Esteri

Cambridge Analytica, arrivano le scuse di Zuckerberg che però non risolvono il vero problema...

Dopo alcuni giorni di assoluto silenzio, il fondatore e maggior azionista di Facebook, Mark Zuckerberg, ha risposto alle critiche che da ogni parte del mondo lo hanno investito in relazione alla vicenda Cambridge Analytica.

In un lungo post pubblicato sul proprio account, Zuckerberg si scusa per quanto avvenuto e promette a breve dei radicali cambiamenti nell'utilizzo dei dati di Facebook da parte di terzi con nuove regole che tutelino più adeguatamente le informazioni, anche personali, che gli iscritti mettono a disposizione della comunità.

Riassumendone il contenuto, con le sue parole Zuckerberg ci dice che Facebook ha agito in buona fede e della sua buona fede altri si sono approfittati... come dimostrerebbe la mancata cancellazione dei dati raccolti da parte di Cambridge Analytica. Facebook ha agito sempre con buoni fini e quanto accaduto sarà di insegnamento per migliorare il servizio. Insomma, dateci fiducia. Continueremo a fare quel che abbiamo sempre fatto, ma con qualche aggiustamento per tutelare meglio la privacy degli utenti.



Il problema è così risolto? Non tanto. In primo luogo, perché adesso tutti vogliono avere chiarimenti da Zuckerberg riguardo la su attività... dal governo inglese al Parlamento europeo. In secondo luogo, perché Zuckerberg si è ben guardato, e più che giustamente dal suo punto di vista, di trattare l'argomento principale che il caso Cambridge Analytica, seppur indirettamente, ha tirato in ballo.
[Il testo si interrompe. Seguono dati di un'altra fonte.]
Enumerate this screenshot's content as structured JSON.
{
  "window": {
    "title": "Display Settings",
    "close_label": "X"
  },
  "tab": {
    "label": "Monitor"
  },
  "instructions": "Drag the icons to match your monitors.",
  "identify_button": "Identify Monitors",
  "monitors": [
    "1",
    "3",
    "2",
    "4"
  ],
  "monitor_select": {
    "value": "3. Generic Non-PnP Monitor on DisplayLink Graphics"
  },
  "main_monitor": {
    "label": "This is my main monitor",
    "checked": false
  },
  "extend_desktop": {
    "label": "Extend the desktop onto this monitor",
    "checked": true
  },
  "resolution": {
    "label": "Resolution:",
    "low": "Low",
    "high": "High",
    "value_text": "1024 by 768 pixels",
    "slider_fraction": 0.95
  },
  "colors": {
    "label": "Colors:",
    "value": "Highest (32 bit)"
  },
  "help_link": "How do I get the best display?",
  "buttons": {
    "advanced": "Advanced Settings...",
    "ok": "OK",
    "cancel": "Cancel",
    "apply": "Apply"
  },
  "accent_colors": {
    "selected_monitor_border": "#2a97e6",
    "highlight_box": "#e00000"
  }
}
Qual è? Lo ha indicato il Garante per la Privacy, Antonello Soro, in un'intervista a Sky Tg24: "La dimensione degli utenti su Facebook è così grande da condizionare gli sviluppi dell'umanità. Quando questo potenziale è usato per mandare a un numero elevato di utenti una serie di informazioni selettivamente orientate per poi condizionare i singoli comportamenti, questo passaggio cambia la natura delle democrazie nel mondo e l'allarme deve essere altissimo".

Quanto detto da Soro è stato in parte riassunto anche nella richiesta fatta dall'Agcom a Facebook in merito ai chiarimenti sul caso Cambridge Analytica, "circa l’impiego di data analytics per finalità di comunicazione politica da parte di soggetti terzi."

Richiesta a cui Facebook darà presto una risposta secondo quanto fatto sapere da Stephen Deadman, Deputy Chief Global Privacy Officer di Facebook, all'Ansa: "Siamo fortemente impegnati nel proteggere le informazioni delle persone e accogliamo l'opportunità di rispondere alle domande poste dall'Autorità per le Garanzie nelle Comunicazioni".

Ma come già accennato in precedenza, il problema rimane in tutta la sua gravità e riguarda non solo Facebook, ma anche anche altre attività on-line simili a Facebook per dimensioni e coinvolgimento di utenti. Siti come Facebook sono utilizzati da centinaia e centinaia di milioni di utenti (meglio sarebbe dire miliardi) e operano, spesso se non sempre in regime di monopolio, senza alcun controllo da parte di alcuna autorità. Possono fare ciò che vogliono, per qualunque scopo, senza che nessuno ne sia a conoscenza. Finora è stato così... ma è giusto che ciò debba continuare?